I am so thrilled that just hours ago a librarian in Canada, Amanda Etches, who is known for her work in usability, posted this wonderful picture today captioned, “Guerrilla testing.” This is what appears to be a staff of one person running usability tests from a library cart in a public area in the library.
If you can get another person to help you out with the testing, you can break up the tasks in rational ways.
Before you run off and do the tests, I recommend drafting a one-page document that details the protocol for your test. The most important part of the protocol is a script that you’ll type out and read from during the tests. It is essential that when you are delivering the task details to your test participants that you say it in the exact same way to each person and that you never give away details about how to do the task. The whole point of the test is to see how much the participant can do on their own without any expert help; this mimics the real world use of your library site. There’s rarely a librarian looking over your patron’s shoulder as he or she navigates your site.

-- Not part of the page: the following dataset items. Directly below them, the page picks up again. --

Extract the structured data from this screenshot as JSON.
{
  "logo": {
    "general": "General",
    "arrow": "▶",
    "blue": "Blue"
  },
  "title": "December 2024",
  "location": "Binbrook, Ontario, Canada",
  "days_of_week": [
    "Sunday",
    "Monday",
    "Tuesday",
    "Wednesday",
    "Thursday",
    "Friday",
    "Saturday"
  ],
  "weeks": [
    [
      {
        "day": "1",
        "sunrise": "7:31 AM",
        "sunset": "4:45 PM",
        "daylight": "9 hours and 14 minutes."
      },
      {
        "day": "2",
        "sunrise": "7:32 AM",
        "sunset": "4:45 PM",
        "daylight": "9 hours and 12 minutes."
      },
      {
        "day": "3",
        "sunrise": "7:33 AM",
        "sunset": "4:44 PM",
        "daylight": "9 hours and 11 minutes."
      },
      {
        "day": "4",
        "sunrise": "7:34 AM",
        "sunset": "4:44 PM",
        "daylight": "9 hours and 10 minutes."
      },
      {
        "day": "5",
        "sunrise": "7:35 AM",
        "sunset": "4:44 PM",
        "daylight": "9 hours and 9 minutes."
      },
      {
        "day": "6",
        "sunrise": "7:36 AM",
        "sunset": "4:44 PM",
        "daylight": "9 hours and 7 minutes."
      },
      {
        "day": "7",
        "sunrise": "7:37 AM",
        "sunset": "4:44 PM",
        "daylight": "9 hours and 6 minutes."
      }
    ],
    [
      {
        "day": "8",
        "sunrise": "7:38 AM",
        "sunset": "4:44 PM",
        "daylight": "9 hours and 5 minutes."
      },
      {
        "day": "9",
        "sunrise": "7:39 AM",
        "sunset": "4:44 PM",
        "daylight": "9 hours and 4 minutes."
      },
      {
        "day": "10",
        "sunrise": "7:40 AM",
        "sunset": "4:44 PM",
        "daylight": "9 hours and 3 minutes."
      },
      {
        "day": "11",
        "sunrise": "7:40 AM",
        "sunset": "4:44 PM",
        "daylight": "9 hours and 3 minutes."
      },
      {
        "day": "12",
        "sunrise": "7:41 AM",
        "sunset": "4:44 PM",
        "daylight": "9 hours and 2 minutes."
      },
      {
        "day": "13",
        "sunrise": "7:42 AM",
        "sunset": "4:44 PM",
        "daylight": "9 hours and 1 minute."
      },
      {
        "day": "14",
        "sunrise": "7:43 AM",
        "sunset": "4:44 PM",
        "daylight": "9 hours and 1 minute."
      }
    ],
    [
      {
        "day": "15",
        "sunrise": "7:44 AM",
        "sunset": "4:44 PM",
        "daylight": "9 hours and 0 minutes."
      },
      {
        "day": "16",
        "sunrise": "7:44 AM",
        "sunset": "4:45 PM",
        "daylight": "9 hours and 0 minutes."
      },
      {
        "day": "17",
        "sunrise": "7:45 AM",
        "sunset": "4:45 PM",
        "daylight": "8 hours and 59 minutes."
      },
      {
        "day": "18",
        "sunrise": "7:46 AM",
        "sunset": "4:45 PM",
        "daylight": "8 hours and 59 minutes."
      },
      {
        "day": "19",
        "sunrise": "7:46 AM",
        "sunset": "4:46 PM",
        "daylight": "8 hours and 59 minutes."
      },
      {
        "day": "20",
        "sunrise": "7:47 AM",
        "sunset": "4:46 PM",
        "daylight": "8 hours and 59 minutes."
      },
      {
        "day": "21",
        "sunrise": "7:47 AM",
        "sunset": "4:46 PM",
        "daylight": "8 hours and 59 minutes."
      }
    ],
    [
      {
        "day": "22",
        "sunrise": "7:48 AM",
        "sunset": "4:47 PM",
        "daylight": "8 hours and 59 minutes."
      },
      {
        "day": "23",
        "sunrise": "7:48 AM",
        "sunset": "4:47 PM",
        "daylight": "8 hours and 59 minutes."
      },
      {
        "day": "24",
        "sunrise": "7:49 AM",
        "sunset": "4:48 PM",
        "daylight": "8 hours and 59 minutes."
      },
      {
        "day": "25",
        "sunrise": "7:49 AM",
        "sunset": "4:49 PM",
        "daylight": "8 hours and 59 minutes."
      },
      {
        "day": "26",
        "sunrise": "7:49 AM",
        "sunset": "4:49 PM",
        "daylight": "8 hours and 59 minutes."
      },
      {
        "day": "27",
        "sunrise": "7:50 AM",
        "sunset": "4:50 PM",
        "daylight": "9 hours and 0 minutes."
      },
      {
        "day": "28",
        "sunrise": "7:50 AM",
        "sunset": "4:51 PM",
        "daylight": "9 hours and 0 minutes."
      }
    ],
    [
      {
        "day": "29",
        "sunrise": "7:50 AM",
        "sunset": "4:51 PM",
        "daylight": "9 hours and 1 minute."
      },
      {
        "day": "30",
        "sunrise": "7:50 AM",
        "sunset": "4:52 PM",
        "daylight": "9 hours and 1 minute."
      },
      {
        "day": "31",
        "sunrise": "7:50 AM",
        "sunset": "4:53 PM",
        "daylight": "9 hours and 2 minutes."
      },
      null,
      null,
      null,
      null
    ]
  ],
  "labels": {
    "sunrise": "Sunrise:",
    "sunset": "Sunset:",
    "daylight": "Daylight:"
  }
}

Getting properly set up is key. Make sure your mic works, the screen recording software works, and that you’ve cleared the cache in your browser so that no words entered previously in search boxes will appear as your test participants use those search boxes.
Your script should include an explanation of why you are reading from a script; you don’t want to freak out the participant. You can break the ice before the task performance portion by asking them to talk about websites that they like to use.Make sure you don’t give them a chance to explore your site before doing the tasks. You want to drop them into as much as possible real world scenarios where they have come to the site to do a specific task they had in mind.
It’s essential that you ask the participant to speak aloud so you can hear them express any frustrations or surprises they’ve had.
If you can engineer a reward or payment to your testers, that’s great but not essential.
When the test is done, quickly get yourself to a computer so you can get down any insights you gained. After 2-3 participants, it’s easy to lose track of who did what and what you learned.